Je ne saurai jamais exactement quel effet produisit cette silencieuse réponse. Elle baissa les yeux vers mes achats, posés là comme des offrandes, et se pencha insensiblement en avant pour les saisir. Elle avait commencé de tendre le bras vers la pile constituée de mon disque et mes livres lorsque je me rendis compte que je l’avais contrainte à cet effort inutile en déposant mes marchandises hors de sa portée immédiate. Cela me fit l’effet d’une douche froide. Je fus si honteux et fâché contre moi que j’en devins idiot. Presque simultanément à son mouvement, je cherchai à pousser dans sa direction ce qu’elle s’apprêtait à tirer vers elle et nos mains entrèrent en contact, presque subrepticement. J’étais décomposé. Je bafouillai – littéralement – quelques mots d’excuse pratiquement inaudibles et retirai ma main si maladroitement que ma gêne la fit sourire de plus belle. Comme cette expression est ici opportune ! De plus belle. De plus en plus belle même. Voilà l’impression qu’elle me donnait. Mais j’avais perdu, moi, ma précieuse assurance et l’impétueuse bravoure dont je m’étais trouvé nanti lorsque j’avais quitté ma première file d’attente s’était maintenant comme volatilisée.

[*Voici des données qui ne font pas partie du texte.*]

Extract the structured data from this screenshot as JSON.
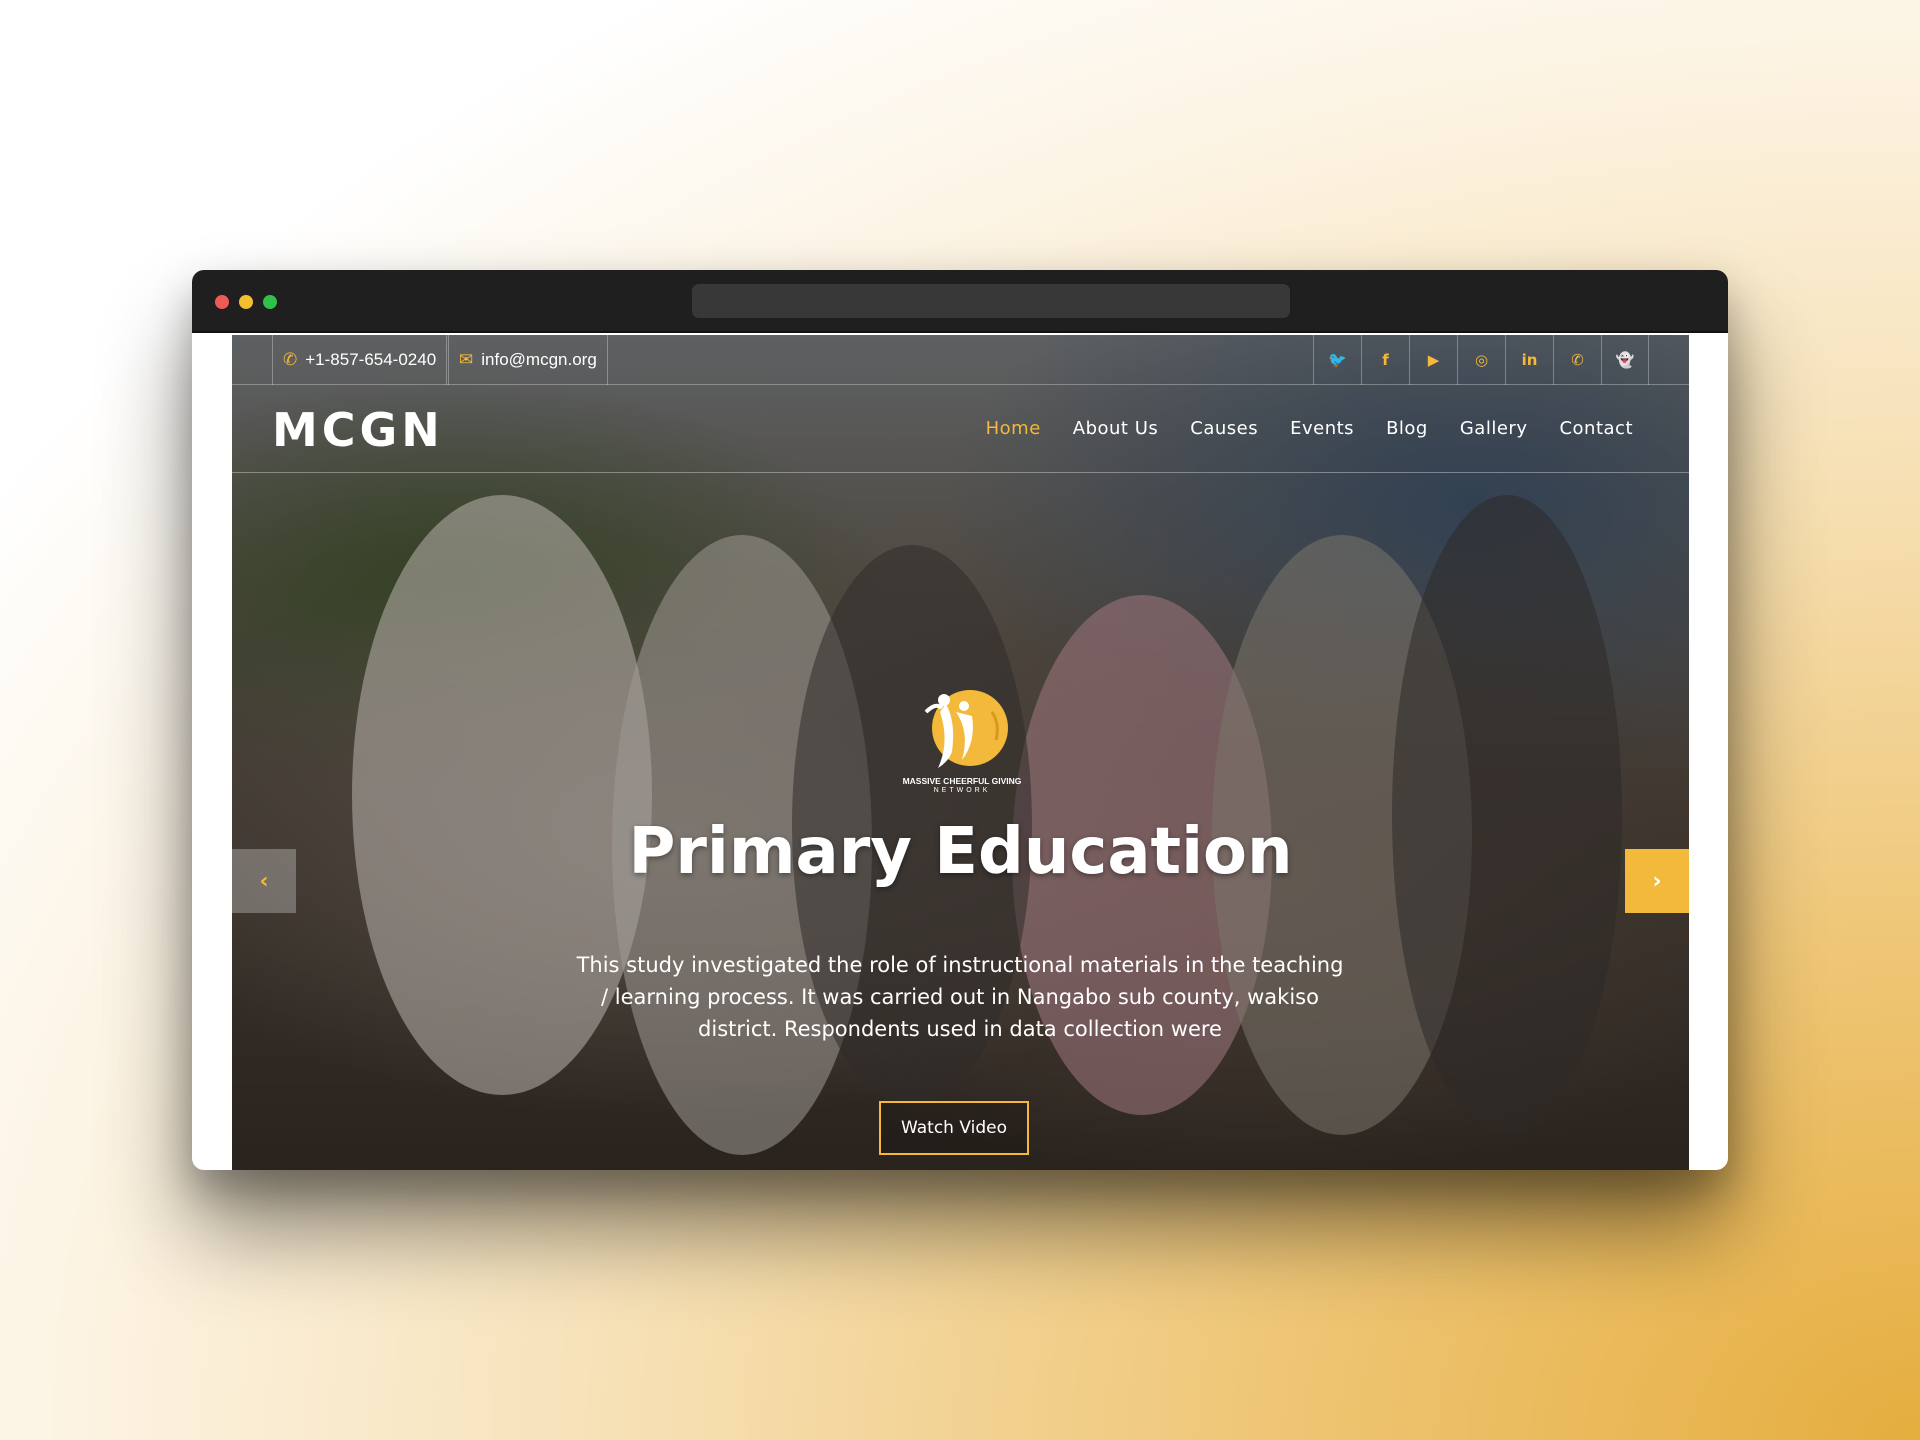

J’étais pétrifié. Et je me sentais affreusement ridicule si bien que je me renfrognai. Je sentis des bouffées de chaleur me gagner et la transpiration exsuder sur mon front où j’imaginais déjà une multitude de gouttelettes luisantes s’apprêtant à dégouliner le long de mon visage. Je ne savais plus à quel saint me vouer et je n’attendais plus qu’une chose : que le supplice prît fin. Je n’osai pas la regarder de peur de lire dans son regard au mieux quelque bienveillante sollicitude, au pire un reproche sans appel qui eût achevé de me briser sans doute tant je craignais, en cet instant funeste, que ma maladresse fût passée pour la plus honteuse des goujateries.

Les yeux baissés, le regard vague, cherchant à retrouver ma contenance, je me raccrochai au petit insigne épinglé à sa veste sur quoi je découvris son prénom : Annabelle. Ou Annabella ? Une griffure à l’emplacement de la dernière lettre m’empêchait, à pareille distance, de m’assurer avec certitude de l’orthographe exacte. Dois-je l’avouer ? ce prénom – quoiqu’un doute subsistât – me servit de bouée de sauvetage. Je tâchai de le déchiffrer à nouveau, de le disséquer, lettre après lettre, pour dénouer l’énigme. Je le lus et le relus sans cesse, pareil à un psaume que l’on apprend par cœur pour le restituer ensuite, en toutes occasions, comme on débite ses prières à la messe ou bien à l’heure de se coucher. Mais je ne pus en avoir le cœur net. J’avais fait la conquête d’une alternative.